Everyone in North Carolina ages 16 and above is eligible for a vaccine as of April 7. No photo ID or insurance is needed, and U.S. citizenship is not required or checked, according to the state.
“With most health care, people decide mostly through word of mouth from people they trust,” Toomey said. “We’re working with patients first, then they talk to their family circle and that spread out from the middle.”
Those testimonials or conversations are more important than endorsements from celebrities or national figures, Toomey said. Piedmont also worked with faith organizations to spread the word and find out what concerns people had so it could address them directly.
“By doing that, we’ve been successful and will continue to be,” Toomey said.
Among the programs the CDC highlighted were door-to-door outreach for awareness or appointment sign-ups or hiring bilingual workers to distribute information about vaccinations.
More than 2 million North Carolina residents were fully vaccinated as of Monday, The News & Observer reported. That’s more than a quarter of the state’s adult population.
In the United States, more than 62.3 million people are fully vaccinated, roughly 18% of the entire population, according to the Centers for Disease Control. About one-third of the country has gotten at least one dose of a vaccine.
In North Carolina, the percentage of people at least partially vaccinated tracks closely with the state’s overall population percentages by race, according to data made public by the state health department. The numbers have improved since early February, when a county-by-county analysis by The Charlotte Observer found inequities.

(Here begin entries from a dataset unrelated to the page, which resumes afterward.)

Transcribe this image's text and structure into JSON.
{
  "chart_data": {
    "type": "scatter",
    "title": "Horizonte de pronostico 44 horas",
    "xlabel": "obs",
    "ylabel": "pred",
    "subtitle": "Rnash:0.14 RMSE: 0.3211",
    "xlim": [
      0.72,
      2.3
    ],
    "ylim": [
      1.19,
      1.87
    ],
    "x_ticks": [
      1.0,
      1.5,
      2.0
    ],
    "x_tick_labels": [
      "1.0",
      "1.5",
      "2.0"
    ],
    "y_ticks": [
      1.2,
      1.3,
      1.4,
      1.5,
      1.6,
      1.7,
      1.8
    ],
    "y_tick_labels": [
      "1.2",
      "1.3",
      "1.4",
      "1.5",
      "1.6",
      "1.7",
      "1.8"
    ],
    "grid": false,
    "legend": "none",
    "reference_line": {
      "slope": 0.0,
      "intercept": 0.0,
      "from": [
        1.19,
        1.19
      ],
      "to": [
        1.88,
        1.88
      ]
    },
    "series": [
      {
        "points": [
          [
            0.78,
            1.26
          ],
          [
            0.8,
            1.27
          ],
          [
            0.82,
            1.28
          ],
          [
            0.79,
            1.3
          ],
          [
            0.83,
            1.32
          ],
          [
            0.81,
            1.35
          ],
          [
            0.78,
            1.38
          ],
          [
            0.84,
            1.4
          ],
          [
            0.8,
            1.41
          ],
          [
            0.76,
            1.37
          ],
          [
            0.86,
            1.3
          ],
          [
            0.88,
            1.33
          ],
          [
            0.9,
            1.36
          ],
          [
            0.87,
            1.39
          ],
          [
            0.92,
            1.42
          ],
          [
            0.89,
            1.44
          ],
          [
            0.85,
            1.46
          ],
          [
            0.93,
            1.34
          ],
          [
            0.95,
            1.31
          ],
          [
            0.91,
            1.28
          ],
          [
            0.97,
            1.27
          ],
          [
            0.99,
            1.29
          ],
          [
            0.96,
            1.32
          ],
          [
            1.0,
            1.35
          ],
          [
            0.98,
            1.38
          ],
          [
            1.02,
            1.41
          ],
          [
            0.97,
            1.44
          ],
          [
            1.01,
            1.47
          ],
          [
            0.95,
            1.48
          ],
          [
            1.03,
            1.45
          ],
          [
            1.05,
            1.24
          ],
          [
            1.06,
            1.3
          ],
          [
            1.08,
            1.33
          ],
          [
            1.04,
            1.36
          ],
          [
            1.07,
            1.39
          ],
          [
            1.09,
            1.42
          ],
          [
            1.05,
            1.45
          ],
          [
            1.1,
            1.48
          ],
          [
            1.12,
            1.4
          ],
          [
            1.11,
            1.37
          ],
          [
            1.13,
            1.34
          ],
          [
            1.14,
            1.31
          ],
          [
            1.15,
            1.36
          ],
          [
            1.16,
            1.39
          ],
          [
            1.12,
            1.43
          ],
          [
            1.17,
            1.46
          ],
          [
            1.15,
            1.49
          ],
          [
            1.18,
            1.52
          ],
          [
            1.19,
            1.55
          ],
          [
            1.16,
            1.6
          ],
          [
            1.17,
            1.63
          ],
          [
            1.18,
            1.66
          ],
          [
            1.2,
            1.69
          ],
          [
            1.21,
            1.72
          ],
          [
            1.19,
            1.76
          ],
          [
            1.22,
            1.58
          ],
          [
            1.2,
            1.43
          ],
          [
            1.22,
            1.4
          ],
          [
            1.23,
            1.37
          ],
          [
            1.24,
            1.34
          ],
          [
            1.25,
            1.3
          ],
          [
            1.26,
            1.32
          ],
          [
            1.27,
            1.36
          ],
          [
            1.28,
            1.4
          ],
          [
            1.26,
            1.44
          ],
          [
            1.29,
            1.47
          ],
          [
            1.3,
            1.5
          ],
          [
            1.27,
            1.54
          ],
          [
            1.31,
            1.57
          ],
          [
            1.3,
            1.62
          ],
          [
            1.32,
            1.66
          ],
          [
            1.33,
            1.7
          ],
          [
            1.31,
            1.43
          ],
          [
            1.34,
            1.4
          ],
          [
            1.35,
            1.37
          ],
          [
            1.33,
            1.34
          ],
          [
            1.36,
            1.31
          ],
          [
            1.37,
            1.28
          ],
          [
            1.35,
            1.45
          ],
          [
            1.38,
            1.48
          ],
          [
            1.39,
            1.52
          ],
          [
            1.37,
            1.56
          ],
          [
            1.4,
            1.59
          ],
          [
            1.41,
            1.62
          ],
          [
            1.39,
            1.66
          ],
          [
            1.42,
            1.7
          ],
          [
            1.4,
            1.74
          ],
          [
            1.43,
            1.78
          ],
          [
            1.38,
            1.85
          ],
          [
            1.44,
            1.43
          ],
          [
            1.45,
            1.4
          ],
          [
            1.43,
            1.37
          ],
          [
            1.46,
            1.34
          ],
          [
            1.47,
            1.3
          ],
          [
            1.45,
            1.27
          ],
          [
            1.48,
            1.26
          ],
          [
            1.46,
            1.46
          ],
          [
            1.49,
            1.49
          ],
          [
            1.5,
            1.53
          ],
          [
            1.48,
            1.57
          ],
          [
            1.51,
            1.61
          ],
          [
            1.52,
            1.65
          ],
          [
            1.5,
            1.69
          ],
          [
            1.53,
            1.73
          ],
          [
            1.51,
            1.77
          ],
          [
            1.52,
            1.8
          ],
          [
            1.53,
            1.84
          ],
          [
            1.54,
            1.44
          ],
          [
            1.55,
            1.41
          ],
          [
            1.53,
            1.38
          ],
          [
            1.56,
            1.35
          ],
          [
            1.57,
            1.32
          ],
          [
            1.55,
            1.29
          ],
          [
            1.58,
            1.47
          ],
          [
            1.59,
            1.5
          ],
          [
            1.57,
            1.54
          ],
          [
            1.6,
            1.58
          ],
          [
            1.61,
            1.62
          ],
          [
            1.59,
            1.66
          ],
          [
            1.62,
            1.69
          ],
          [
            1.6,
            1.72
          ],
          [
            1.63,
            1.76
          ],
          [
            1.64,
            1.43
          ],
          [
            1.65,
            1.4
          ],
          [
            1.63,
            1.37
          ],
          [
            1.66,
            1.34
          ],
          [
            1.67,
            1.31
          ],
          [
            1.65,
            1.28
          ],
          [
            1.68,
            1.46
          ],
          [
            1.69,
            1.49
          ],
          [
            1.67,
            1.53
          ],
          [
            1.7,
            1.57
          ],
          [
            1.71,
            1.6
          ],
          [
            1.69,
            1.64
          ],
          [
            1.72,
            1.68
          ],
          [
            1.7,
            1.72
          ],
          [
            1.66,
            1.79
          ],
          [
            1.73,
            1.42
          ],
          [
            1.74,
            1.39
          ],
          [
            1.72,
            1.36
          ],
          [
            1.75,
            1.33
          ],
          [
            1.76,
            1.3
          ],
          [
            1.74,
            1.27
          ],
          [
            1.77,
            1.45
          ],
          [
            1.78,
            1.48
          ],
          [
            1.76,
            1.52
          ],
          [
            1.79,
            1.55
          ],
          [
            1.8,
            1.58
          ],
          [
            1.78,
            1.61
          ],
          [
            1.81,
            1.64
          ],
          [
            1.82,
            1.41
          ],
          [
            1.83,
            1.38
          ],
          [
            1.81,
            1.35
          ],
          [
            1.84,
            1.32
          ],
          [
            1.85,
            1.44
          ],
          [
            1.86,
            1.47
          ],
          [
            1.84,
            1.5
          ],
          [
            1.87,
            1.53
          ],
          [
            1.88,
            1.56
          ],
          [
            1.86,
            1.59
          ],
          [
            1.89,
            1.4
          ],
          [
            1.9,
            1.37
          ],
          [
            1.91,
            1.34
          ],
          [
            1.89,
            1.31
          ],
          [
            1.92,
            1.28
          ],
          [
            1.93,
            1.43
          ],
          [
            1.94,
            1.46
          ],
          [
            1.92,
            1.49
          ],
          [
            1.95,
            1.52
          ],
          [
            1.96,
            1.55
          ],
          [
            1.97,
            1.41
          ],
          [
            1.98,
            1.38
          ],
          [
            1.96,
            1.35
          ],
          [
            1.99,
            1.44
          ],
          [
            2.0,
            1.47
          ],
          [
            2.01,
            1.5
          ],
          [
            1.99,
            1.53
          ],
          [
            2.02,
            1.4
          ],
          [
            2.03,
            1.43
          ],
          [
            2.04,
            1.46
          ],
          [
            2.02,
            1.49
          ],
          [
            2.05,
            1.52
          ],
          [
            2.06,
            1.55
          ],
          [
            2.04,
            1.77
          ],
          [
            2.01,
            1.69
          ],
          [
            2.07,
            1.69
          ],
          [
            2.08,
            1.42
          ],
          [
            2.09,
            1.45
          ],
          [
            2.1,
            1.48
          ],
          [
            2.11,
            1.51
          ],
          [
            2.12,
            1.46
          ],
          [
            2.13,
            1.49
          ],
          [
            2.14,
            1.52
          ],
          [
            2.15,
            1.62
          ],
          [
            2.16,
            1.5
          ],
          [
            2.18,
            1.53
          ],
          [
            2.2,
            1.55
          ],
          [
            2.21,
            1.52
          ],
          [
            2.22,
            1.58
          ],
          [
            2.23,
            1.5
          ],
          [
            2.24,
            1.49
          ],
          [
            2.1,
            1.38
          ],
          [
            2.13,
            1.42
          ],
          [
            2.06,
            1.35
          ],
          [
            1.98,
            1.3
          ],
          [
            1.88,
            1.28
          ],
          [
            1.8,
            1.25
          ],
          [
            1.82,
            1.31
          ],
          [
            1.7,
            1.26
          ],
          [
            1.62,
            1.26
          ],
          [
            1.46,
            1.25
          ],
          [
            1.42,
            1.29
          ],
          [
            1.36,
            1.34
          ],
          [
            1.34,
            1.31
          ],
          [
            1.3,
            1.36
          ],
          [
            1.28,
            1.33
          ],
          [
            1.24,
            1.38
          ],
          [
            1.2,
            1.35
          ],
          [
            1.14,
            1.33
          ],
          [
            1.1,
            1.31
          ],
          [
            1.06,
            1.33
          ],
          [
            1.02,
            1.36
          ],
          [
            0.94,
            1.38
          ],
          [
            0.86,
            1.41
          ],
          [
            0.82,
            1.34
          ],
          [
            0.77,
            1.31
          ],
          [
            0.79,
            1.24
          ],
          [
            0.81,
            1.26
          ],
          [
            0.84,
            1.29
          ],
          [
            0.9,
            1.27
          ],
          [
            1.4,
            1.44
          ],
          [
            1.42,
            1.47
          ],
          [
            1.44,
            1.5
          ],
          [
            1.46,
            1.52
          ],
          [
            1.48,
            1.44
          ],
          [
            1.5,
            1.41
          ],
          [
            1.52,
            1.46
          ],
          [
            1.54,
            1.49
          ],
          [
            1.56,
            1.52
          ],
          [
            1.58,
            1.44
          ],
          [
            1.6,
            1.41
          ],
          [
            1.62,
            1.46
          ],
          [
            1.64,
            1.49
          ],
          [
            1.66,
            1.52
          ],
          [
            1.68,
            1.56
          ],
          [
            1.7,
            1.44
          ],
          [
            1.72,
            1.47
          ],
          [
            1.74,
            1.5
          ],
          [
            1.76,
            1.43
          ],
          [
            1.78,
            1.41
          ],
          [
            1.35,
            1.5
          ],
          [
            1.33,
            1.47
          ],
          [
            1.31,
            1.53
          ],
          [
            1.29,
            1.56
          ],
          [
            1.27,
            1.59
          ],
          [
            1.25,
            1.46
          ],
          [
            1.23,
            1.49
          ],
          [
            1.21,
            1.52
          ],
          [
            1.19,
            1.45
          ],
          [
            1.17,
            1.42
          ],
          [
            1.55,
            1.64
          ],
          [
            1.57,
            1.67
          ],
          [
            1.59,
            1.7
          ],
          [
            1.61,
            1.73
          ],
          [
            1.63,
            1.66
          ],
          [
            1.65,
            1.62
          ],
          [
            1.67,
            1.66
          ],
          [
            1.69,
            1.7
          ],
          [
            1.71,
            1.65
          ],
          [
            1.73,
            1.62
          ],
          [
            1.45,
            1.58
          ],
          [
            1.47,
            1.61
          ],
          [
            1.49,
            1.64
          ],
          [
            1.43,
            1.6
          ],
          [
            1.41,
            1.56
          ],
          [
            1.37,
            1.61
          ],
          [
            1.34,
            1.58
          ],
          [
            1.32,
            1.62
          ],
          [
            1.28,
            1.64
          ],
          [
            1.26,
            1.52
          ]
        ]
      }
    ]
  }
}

The state created a “health equity action network” to increase vaccines to people of color and other historically marginalized populations.
“We are doing everything we can to expand access to vaccinations,” CDC Director Rochelle P. Walensky said in a statement.
“Millions of Americans are getting vaccinated every day, but we need to ensure that we are reaching those in the communities hit hardest by this pandemic. This investment will support state and local health departments and community-based organizations as they work on the frontlines to increase vaccine access, acceptance, and uptake.”